In many ways, this rebellion’s antecedents include our own revolution, which sought to overturn a distant, and largely unaccountable, bureaucracy. Like Lord North, George III’s prime minister, today’s Eurocratic elites spoke of obligations and fealty to the wisdom of the central imperium. What shocked the centralizers then, and once again today, was the temerity of the governed to challenge the precepts of their betters. . . .
Given the grisly history of internecine warfare on the old continent , the idea of European integration initially had a certain appealing logic. And indeed the early years of integration promised much: greater prosperity, adherence to democracy and even a guarantee that Europe would retain a powerful voice in the world economy and politics. That promise has faded, as Europe remains locked in what appears a more or less permanent cycle of secular decline and stagnation.
Over the past decade, the EU has lagged in terms of both growth and innovation even by our mediocre standards. The EU’s poor performance is recognized well beyond Britain’s borders. Today more than 60 per cent of French voters now hold an unfavorable view of the Union while almost half the electorate in Germany, Spain and the Netherlands have also become Euroskeptic, notes a recent Pew study. In all, these countries’ rejection of the “European project” is even greater than in the UK’s. . . .
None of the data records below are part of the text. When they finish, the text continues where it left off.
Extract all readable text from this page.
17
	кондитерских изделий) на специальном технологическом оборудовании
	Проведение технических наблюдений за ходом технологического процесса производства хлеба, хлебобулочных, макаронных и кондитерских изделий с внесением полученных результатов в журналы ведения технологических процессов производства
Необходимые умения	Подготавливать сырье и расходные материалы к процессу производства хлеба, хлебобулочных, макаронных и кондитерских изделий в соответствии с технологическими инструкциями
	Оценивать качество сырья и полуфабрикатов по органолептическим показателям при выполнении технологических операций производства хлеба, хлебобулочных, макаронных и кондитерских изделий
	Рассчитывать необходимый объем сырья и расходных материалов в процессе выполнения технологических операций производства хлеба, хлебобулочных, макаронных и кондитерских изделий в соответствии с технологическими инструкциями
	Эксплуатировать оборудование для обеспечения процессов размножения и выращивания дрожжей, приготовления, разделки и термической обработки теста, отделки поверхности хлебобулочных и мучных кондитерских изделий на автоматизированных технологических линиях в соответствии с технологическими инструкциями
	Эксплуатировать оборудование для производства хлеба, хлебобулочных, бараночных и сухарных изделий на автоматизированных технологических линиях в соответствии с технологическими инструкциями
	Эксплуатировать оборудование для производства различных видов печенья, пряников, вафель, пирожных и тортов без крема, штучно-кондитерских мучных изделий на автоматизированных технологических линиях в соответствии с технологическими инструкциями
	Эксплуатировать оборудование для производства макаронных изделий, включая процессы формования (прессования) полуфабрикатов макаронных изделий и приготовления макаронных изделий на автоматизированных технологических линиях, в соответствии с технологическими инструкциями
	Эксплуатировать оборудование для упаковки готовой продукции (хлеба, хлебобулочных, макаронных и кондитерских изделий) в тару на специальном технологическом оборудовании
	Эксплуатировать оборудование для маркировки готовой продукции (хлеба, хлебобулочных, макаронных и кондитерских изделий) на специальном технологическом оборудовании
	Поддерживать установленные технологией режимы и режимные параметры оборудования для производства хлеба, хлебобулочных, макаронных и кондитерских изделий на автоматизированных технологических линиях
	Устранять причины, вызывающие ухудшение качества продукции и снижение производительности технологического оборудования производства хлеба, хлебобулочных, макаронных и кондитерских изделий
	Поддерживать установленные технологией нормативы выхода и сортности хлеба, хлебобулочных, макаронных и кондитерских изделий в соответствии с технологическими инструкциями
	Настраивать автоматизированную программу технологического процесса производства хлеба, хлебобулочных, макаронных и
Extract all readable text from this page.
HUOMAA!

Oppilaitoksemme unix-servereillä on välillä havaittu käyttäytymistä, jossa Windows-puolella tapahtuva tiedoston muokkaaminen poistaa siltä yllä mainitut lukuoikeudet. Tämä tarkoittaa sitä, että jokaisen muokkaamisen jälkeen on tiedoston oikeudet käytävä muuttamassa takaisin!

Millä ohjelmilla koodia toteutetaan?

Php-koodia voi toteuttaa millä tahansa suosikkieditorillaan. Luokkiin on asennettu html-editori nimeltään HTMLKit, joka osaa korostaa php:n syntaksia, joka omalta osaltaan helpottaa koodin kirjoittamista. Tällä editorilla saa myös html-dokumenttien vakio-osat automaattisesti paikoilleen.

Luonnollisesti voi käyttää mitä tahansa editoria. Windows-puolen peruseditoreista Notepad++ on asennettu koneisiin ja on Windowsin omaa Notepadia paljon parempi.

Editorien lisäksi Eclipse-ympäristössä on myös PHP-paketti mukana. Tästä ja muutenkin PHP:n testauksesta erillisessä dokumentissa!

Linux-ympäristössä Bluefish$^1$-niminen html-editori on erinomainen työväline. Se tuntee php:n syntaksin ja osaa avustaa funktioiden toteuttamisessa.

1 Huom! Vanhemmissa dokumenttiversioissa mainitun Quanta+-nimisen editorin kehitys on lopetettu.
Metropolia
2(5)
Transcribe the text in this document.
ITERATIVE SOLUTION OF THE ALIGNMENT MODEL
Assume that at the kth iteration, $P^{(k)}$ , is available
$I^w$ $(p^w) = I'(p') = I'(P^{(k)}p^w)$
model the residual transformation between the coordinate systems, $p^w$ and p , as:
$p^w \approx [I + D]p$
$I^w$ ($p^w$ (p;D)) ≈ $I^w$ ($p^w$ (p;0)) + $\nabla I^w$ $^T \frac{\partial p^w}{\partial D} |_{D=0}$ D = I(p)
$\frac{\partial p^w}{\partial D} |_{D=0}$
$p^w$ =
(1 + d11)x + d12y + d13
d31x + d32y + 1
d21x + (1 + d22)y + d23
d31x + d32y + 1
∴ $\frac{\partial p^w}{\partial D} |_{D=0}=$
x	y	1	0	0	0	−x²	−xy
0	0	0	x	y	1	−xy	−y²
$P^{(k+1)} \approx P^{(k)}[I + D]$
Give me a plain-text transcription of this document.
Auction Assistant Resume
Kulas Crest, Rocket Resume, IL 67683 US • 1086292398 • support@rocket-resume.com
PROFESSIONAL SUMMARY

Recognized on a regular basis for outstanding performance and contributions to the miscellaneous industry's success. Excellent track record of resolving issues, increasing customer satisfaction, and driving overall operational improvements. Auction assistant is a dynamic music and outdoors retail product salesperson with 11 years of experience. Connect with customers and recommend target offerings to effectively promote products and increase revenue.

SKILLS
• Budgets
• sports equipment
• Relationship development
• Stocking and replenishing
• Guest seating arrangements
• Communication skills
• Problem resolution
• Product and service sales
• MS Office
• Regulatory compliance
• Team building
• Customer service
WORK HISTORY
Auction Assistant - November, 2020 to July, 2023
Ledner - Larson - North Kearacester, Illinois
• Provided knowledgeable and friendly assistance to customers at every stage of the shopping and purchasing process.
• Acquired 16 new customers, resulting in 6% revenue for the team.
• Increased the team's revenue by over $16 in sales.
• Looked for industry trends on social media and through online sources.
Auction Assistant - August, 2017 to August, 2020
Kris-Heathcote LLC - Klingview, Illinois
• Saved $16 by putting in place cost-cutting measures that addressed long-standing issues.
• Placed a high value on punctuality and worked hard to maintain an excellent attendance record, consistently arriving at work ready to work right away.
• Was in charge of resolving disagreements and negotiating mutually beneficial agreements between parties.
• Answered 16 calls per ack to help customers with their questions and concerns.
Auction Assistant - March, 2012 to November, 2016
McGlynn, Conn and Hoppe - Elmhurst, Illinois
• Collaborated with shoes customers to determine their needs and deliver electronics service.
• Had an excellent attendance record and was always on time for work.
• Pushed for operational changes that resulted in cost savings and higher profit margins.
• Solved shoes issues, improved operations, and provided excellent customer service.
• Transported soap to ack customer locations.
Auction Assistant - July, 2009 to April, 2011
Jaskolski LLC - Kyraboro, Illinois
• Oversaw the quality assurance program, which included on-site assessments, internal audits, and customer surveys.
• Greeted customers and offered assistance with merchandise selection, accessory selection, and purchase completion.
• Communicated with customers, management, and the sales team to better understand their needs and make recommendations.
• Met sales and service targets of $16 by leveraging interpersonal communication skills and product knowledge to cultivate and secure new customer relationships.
These sentiments help explain the rise in support for Brexit. Much of Britain’s hard-pressed middle and working classes are disturbed by the current record immigration, much of it from other EU countries, which has occurred despite Prime Minister David Cameron’s repeated promises to reduce its growth.
Worse, the immigration was a Labour plot to make Britain less British, and its electorate more tractable. More on that here.
Luckily, nothing like that could happen in America.